The factory that makes the parts of the flower is inside,
and is not a factory but a development.
The Almighty is more like a chromosome, a thought, than a watchmaker.
The creative principle of the universe and its organization and intelligence is not an external principle but an eternal one.
All of the past that we can ever know is contained in the world at this instant.
– John Platt, Biophysicist
(1918-1992)
The evolutionary unity of humans with all other organisms is the
cardinal message of Darwin’s revolution for nature’s most arrogant species.
– Stephen Jay Gould
(1941-2002)
Commonly we stride through the outdoors too swiftly,
to see the most obvious and prominent things.
For observing Nature, the best pace is a snail’s pace.
– Edwin Teale, Circle of Seasons
(1899-1980)
Wilderness… compels us to measure ourselves against the cosmos.
It makes us realize how insignificant we are as biological creatures and invites us to escape
from the daily life into the realms of eternity and infinity.
– Rene Dubos
(1901-1982)
Those who contemplate the beauty of the earth
find reserves of strength that endure as long as life lasts.
– Rachel Carson, A Sense of Wonder
(1907-1964)
“The natural world is our bible.
We don’t have chapters and verses.
We have fish and trees and animals.
The creation is manifestation of energy through matter…
Nature informs us and it is our obligation to read nature….
To feel nature as a poem…
to be a part of that and step into its cycles as much as you can.”
– John Mohawk (1945-2006)
Buddhism
The color of the mountains is the Buddha’s body;
The sound of running water is his great speech.
– Dogen (1200-1253)
“Holy, holy, holy, is the Lord of hosts:
the whole earth is full of his glory.”
– Isiah 6: 1-3
In order to serve God,
one needs access to the enjoyment of the beauties of nature,
such as the contemplation of flower-decorated meadows,
majestic mountains, flowing rivers.
For all these are essential to the spiritual development
of even the holiest people.
– Maimonides (1138-1204)
To remember Allah is to see him everywhere
and to experience his reality as al-Muhit (“everywhere present”)…
To remember Allah as al-muhit is to
remain aware of the sacred quality of nature,
the reality of the natural phenomenon as ayat (“signs”) of Allah and
the environment as an ambiance permeated by divine presence.
– Seyyed Hossein Nasr Spirit and Nature: A Muslim Perspective, p. 89
You will find something greater in woods than in books.
Trees and stones will teach you that which you can never learn from masters.

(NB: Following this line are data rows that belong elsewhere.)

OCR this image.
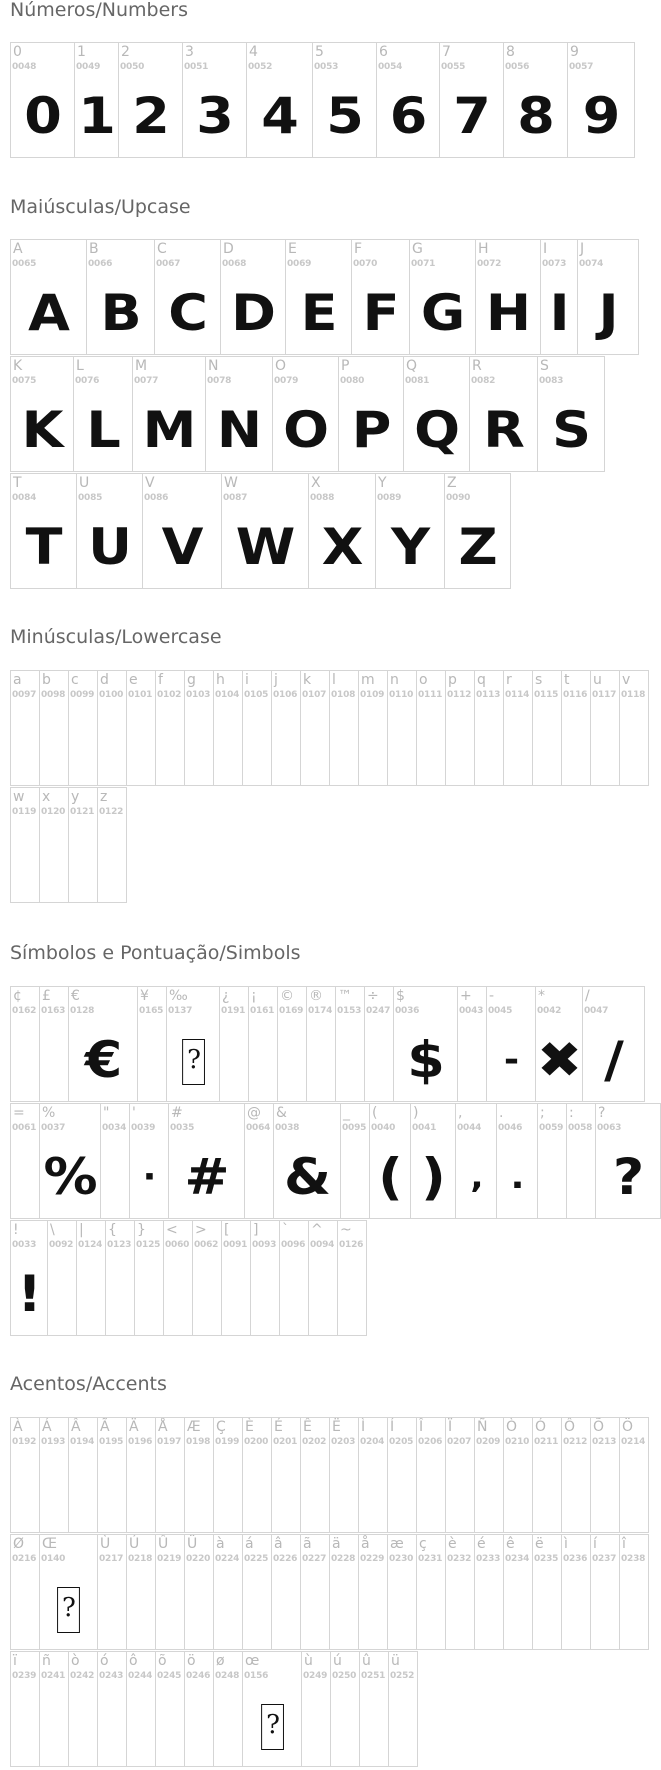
Números/Numbers
0
0048
0
1
0049
1
2
0050
2
3
0051
3
4
0052
4
5
0053
5
6
0054
6
7
0055
7
8
0056
8
9
0057
9
Maiúsculas/Upcase
A
0065
A
B
0066
B
C
0067
C
D
0068
D
E
0069
E
F
0070
F
G
0071
G
H
0072
H
I
0073
I
J
0074
J
K
0075
K
L
0076
L
M
0077
M
N
0078
N
O
0079
O
P
0080
P
Q
0081
Q
R
0082
R
S
0083
S
T
0084
T
U
0085
U
V
0086
V
W
0087
W
X
0088
X
Y
0089
Y
Z
0090
Z
Minúsculas/Lowercase
a
0097
b
0098
c
0099
d
0100
e
0101
f
0102
g
0103
h
0104
i
0105
j
0106
k
0107
l
0108
m
0109
n
0110
o
0111
p
0112
q
0113
r
0114
s
0115
t
0116
u
0117
v
0118
w
0119
x
0120
y
0121
z
0122
Símbolos e Pontuação/Simbols
¢
0162
£
0163
€
0128
€
¥
0165
‰
0137
?
¿
0191
¡
0161
©
0169
®
0174
™
0153
÷
0247
$
0036
$
+
0043
-
0045
-
*
0042
✖
/
0047
/
=
0061
%
0037
%
"
0034
'
0039
·
#
0035
#
@
0064
&
0038
&
_
0095
(
0040
(
)
0041
)
,
0044
‚
.
0046
.
;
0059
:
0058
?
0063
?
!
0033
!
\
0092
|
0124
{
0123
}
0125
<
0060
>
0062
[
0091
]
0093
`
0096
^
0094
~
0126
Acentos/Accents
À
0192
Á
0193
Â
0194
Ã
0195
Ä
0196
Å
0197
Æ
0198
Ç
0199
È
0200
É
0201
Ê
0202
Ë
0203
Ì
0204
Í
0205
Î
0206
Ï
0207
Ñ
0209
Ò
0210
Ó
0211
Ô
0212
Õ
0213
Ö
0214
Ø
0216
Œ
0140
?
Ù
0217
Ú
0218
Û
0219
Ü
0220
à
0224
á
0225
â
0226
ã
0227
ä
0228
å
0229
æ
0230
ç
0231
è
0232
é
0233
ê
0234
ë
0235
ì
0236
í
0237
î
0238
ï
0239
ñ
0241
ò
0242
ó
0243
ô
0244
õ
0245
ö
0246
ø
0248
œ
0156
?
ù
0249
ú
0250
û
0251
ü
0252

– Bernard of Clairvaux (1090-1153)
Find tongues in trees, books in the running brooks,
Sermons in stone, and good in everything.

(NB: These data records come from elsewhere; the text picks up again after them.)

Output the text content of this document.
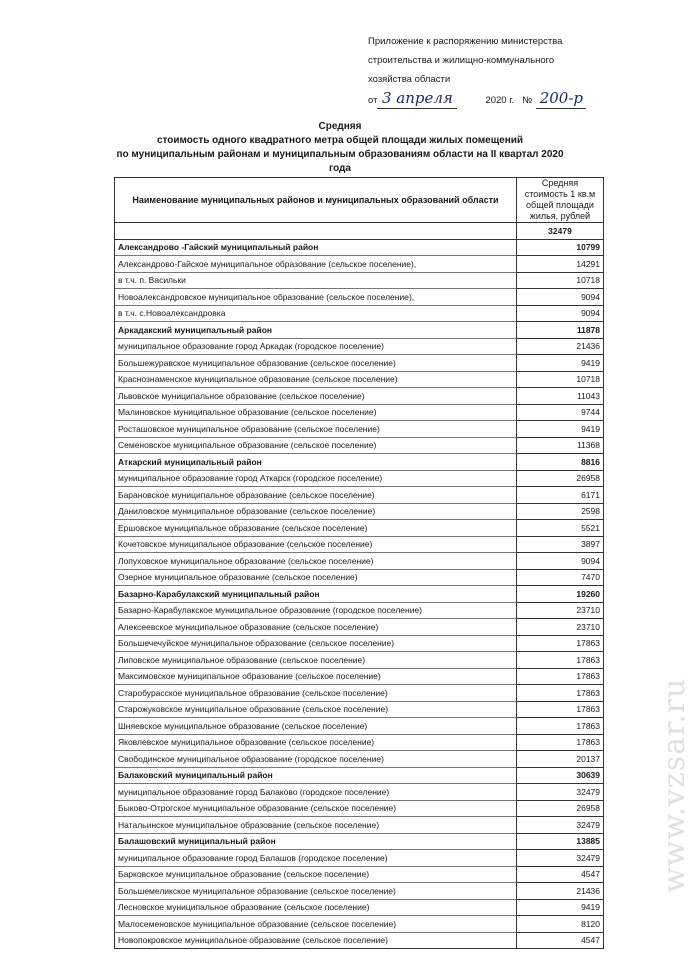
Приложение к распоряжению министерства
строительства и жилищно-коммунального
хозяйства области
от 3 апреля	2020 г. № 200-р
Средняя
стоимость одного квадратного метра общей площади жилых помещений
по муниципальным районам и муниципальным образованиям области на II квартал 2020 года
Наименование муниципальных районов и муниципальных образований области	Средняя стоимость 1 кв.м общей площади жилья, рублей
	32479
Александрово -Гайский муниципальный район	10799
Александрово-Гайское муниципальное образование (сельское поселение),	14291
в т.ч. п. Васильки	10718
Новоалександровское муниципальное образование (сельское поселение),	9094
в т.ч. с.Новоалександровка	9094
Аркадакский муниципальный район	11878
муниципальное образование город Аркадак (городское поселение)	21436
Большежуравское муниципальное образование (сельское поселение)	9419
Краснознаменское муниципальное образование (сельское поселение)	10718
Львовское муниципальное образование (сельское поселение)	11043
Малиновское муниципальное образование (сельское поселение)	9744
Росташовское муниципальное образование (сельское поселение)	9419
Семеновское муниципальное образование (сельское поселение)	11368
Аткарский муниципальный район	8816
муниципальное образование город Аткарск (городское поселение)	26958
Барановское муниципальное образование (сельское поселение)	6171
Даниловское муниципальное образование (сельское поселение)	2598
Ершовское муниципальное образование (сельское поселение)	5521
Кочетовское муниципальное образование (сельское поселение)	3897
Лопуховское муниципальное образование (сельское поселение)	9094
Озерное муниципальное образование (сельское поселение)	7470
Базарно-Карабулакский муниципальный район	19260
Базарно-Карабулакское муниципальное образование (городское поселение)	23710
Алексеевское муниципальное образование (сельское поселение)	23710
Большечечуйское муниципальное образование (сельское поселение)	17863
Липовское муниципальное образование (сельское поселение)	17863
Максимовское муниципальное образование (сельское поселение)	17863
Старобурасское муниципальное образование (сельское поселение)	17863
Старожуковское муниципальное образование (сельское поселение)	17863
Шняевское муниципальное образование (сельское поселение)	17863
Яковлевское муниципальное образование (сельское поселение)	17863
Свободинское муниципальное образование (городское поселение)	20137
Балаковский муниципальный район	30639
муниципальное образование город Балаково (городское поселение)	32479
Быково-Отрогское муниципальное образование (сельское поселение)	26958
Натальинское муниципальное образование (сельское поселение)	32479
Балашовский муниципальный район	13885
муниципальное образование город Балашов (городское поселение)	32479
Барковское муниципальное образование (сельское поселение)	4547
Большемеликское муниципальное образование (сельское поселение)	21436
Лесновское муниципальное образование (сельское поселение)	9419
Малосеменовское муниципальное образование (сельское поселение)	8120
Новопокровское муниципальное образование (сельское поселение)	4547
www.vzsar.ru
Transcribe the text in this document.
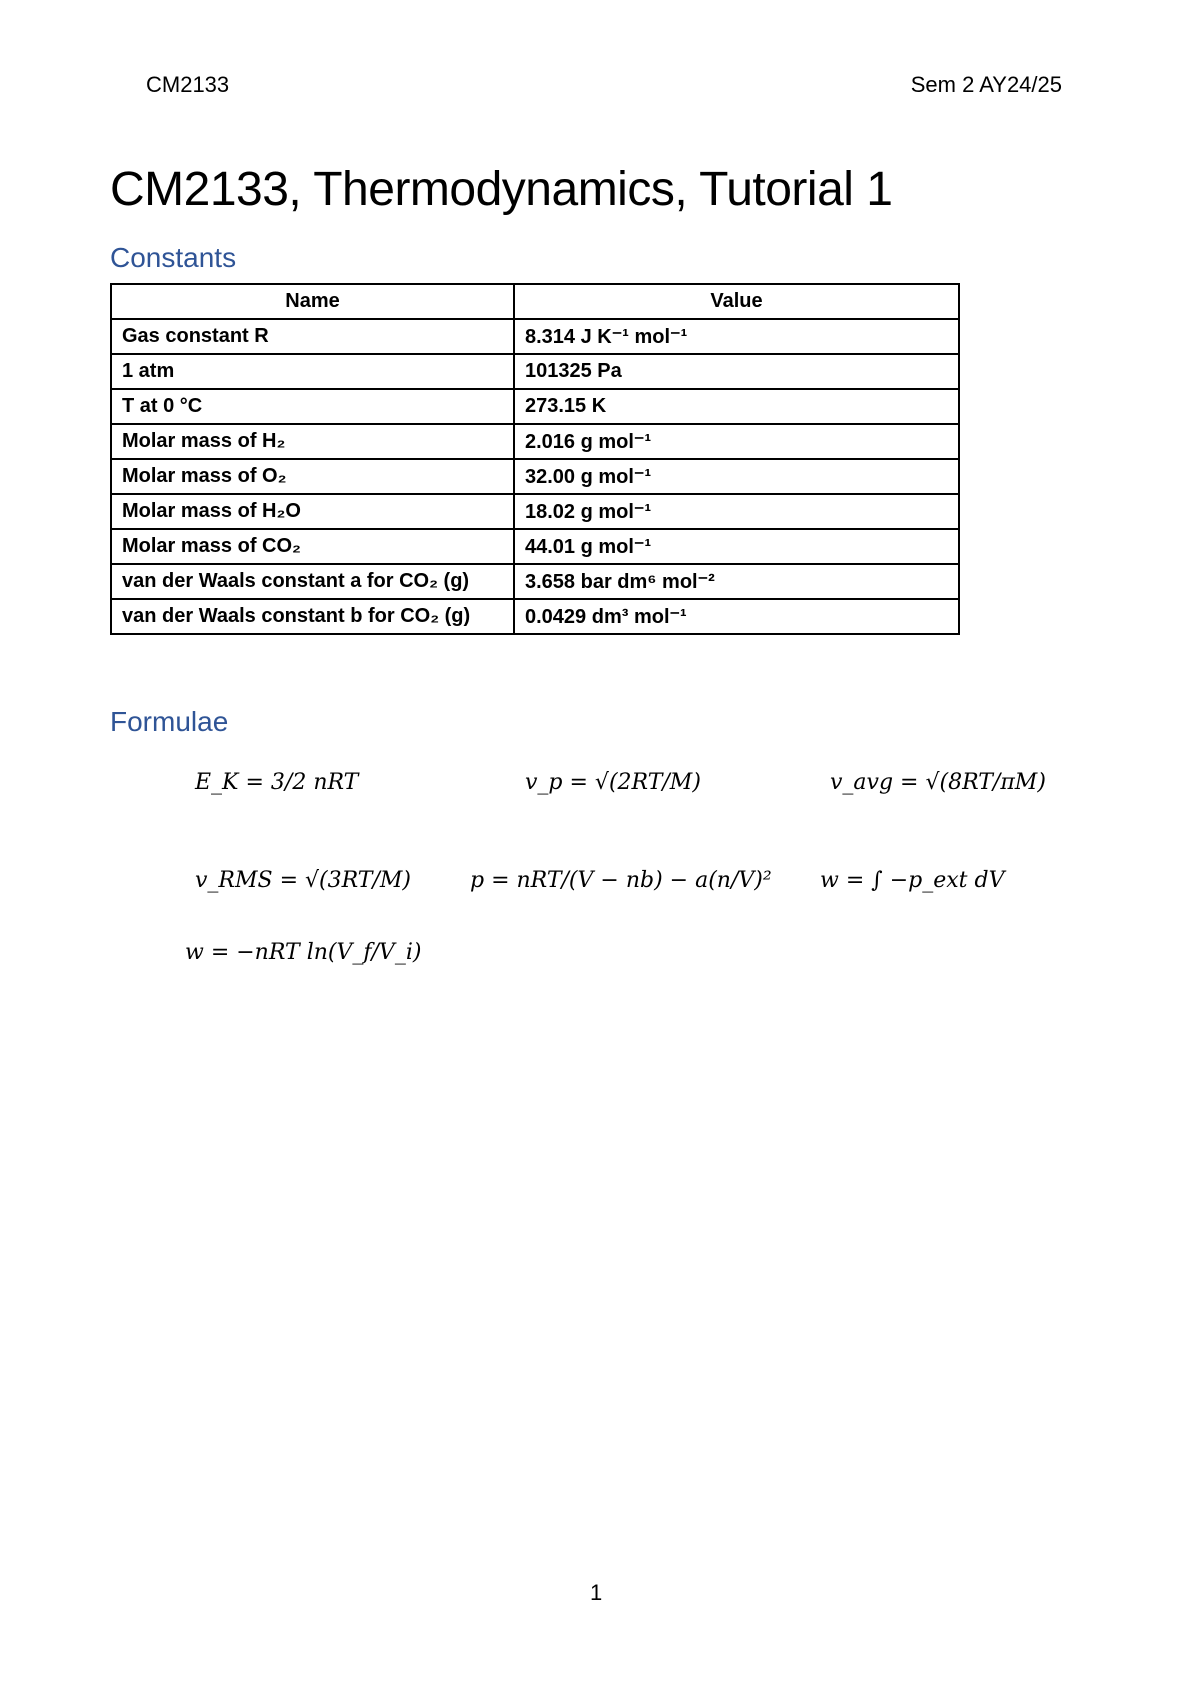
CM2133	Sem 2 AY24/25
CM2133, Thermodynamics, Tutorial 1
Constants
Name	Value
Gas constant R	8.314 J K⁻¹ mol⁻¹
1 atm	101325 Pa
T at 0 °C	273.15 K
Molar mass of H₂	2.016 g mol⁻¹
Molar mass of O₂	32.00 g mol⁻¹
Molar mass of H₂O	18.02 g mol⁻¹
Molar mass of CO₂	44.01 g mol⁻¹
van der Waals constant a for CO₂ (g)	3.658 bar dm⁶ mol⁻²
van der Waals constant b for CO₂ (g)	0.0429 dm³ mol⁻¹
Formulae
E_K = 3/2 nRT	v_p = √(2RT/M)	v_avg = √(8RT/πM)
v_RMS = √(3RT/M)	p = nRT/(V − nb) − a(n/V)² w = ∫ −p_ext dV
w = −nRT ln(V_f/V_i)
1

– Shakespeare, As You Like It
When your tongue is silent, you can rest in the silence of the forest.
When your imagination is silent, the forest speaks to you,
and tells you of the Reality of God.
But when your mind is silent,
then the forest suddenly blazes transparently
with the Reality of God.
– Thomas Merton
One has to be alone, under the sky,
Before everything falls into place and
One finds his own place in the midst of it all.
– Thomas Merton
Eastern Christianity looks on the world as one great organism;
they approach the divine manifestations of life
as an expression of the same reality.
The Eastern church does not think about salvation
in terms of the individual soul returning to the Maker;
it is visualized rather as a gradual process
of transfiguration of the whole cosmos…
Humans are saved,
not from the world, but with the world.